How many books read in 2015?

149

Fiction/Non-Fiction ratio?

Fiction: 102
Nonfiction: 44
Poetry: 3

Male/Female authors?

Male: 78
Female: 71
Multi-author, at least one of each: 0

Favorite books read?

The Sympathizer by Viet Thanh Nguyen was my favorite that I read for Notable Books related reasons and Vicious by V.E. Schwab was my favorite that I read for other reasons. The Sympathizer is a spy thriller that also happens to be a brilliant book about identity and ideology and loyalty. Vicious features two opposing individuals, formerly best friends, who gave themselves super powers and who have that Sherlock/Moriarty just-screw-already thing going on so hard that the author offered to send a signed book plate to anybody who writes slash about them. Sadly I could only find one person on the internet who did so. (I mean, Victor literally observed at one point that he wasn't sure if he was more jealous of Eli for getting the girl he had his eye on or the girl in question for taking Eli's attention away from him. The slash goggles do not have to be that strong a prescription to see it.)

Least favorite?

Because I was having to read a lot of things I didn't choose to read this year, there were a lot more things that I finished but that bored me than there usually are, but I think the one I actually disliked the most was The Boston Girl by Anita Diamant. This young woman lives through a time period where a bunch of stuff happens like world wars and women's suffrage but doesn't actually participate in any of it herself or make any particularly interesting observations about what's going on around her.

Oldest book read?

Giovanni's Room, I think, since virtually everything I read last year came out since November of 2014.

Newest?

Virtually everything I read this year had just come out.

How many re-reads?

5

Most books read by one author this year?

David Liss, I think. I reread all of his non-series books back in January when I had time for rereads and then The Day of Atonementcame out in paperback.

Any in translation?

Probably more than I am aware of, just looking at the list. Bred to Kill by Franck Thilliez, for sure. 

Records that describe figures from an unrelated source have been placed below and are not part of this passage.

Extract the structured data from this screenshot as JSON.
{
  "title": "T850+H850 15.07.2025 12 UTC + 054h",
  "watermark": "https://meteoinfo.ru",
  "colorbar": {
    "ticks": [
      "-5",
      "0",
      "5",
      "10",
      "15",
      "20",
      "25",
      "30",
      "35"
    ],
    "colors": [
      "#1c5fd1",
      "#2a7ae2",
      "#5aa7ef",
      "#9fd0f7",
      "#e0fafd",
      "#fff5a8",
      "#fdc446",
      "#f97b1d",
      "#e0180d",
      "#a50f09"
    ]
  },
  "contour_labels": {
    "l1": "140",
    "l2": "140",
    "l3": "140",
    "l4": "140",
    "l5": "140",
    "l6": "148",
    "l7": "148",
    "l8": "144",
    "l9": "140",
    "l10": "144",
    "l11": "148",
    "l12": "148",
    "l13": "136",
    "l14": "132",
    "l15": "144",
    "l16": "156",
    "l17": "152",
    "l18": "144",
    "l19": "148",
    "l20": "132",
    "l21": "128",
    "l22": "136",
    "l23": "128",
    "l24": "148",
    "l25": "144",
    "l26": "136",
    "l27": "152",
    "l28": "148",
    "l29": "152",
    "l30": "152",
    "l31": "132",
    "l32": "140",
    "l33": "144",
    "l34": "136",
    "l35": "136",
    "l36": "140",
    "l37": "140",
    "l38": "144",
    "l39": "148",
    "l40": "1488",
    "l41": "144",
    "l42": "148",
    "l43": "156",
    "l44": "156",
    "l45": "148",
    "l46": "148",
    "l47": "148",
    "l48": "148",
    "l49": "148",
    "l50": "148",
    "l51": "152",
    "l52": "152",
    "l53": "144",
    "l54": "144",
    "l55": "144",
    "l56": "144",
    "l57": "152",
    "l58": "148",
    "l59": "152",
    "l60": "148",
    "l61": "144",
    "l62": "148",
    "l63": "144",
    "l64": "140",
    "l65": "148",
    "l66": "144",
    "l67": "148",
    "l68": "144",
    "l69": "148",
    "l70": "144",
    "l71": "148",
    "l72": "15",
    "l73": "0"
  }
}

How many of this year's books were from the library?

38

Book that most changed my perspective:

I don't know that any book really qualifies for this.

Favorite character:
Well, I read a Dresden Files book, so, there's that. But of the new people, Victor in Vicious. 

Favorite scene:
Probably the ending of A Christmas Gone Perfectly Wrong by Cecilia Grant

Most inspirational in terms of your own writing?
Romantic Outlaws, by Charlotte Gordon, a duel biography of Mary Wollstonecraft and Mary Shelley.

How many you'd actually read again?
About thirty, I think.

Favorite quote:
This is going to be a slight paraphrase because I don't have the book at hand, but in the second paragraph of Animals by Unsworth is something to this effect. "I figure there's two reasons why girls get tied to beds: sex, or exorcisms. Which was it with you last night?"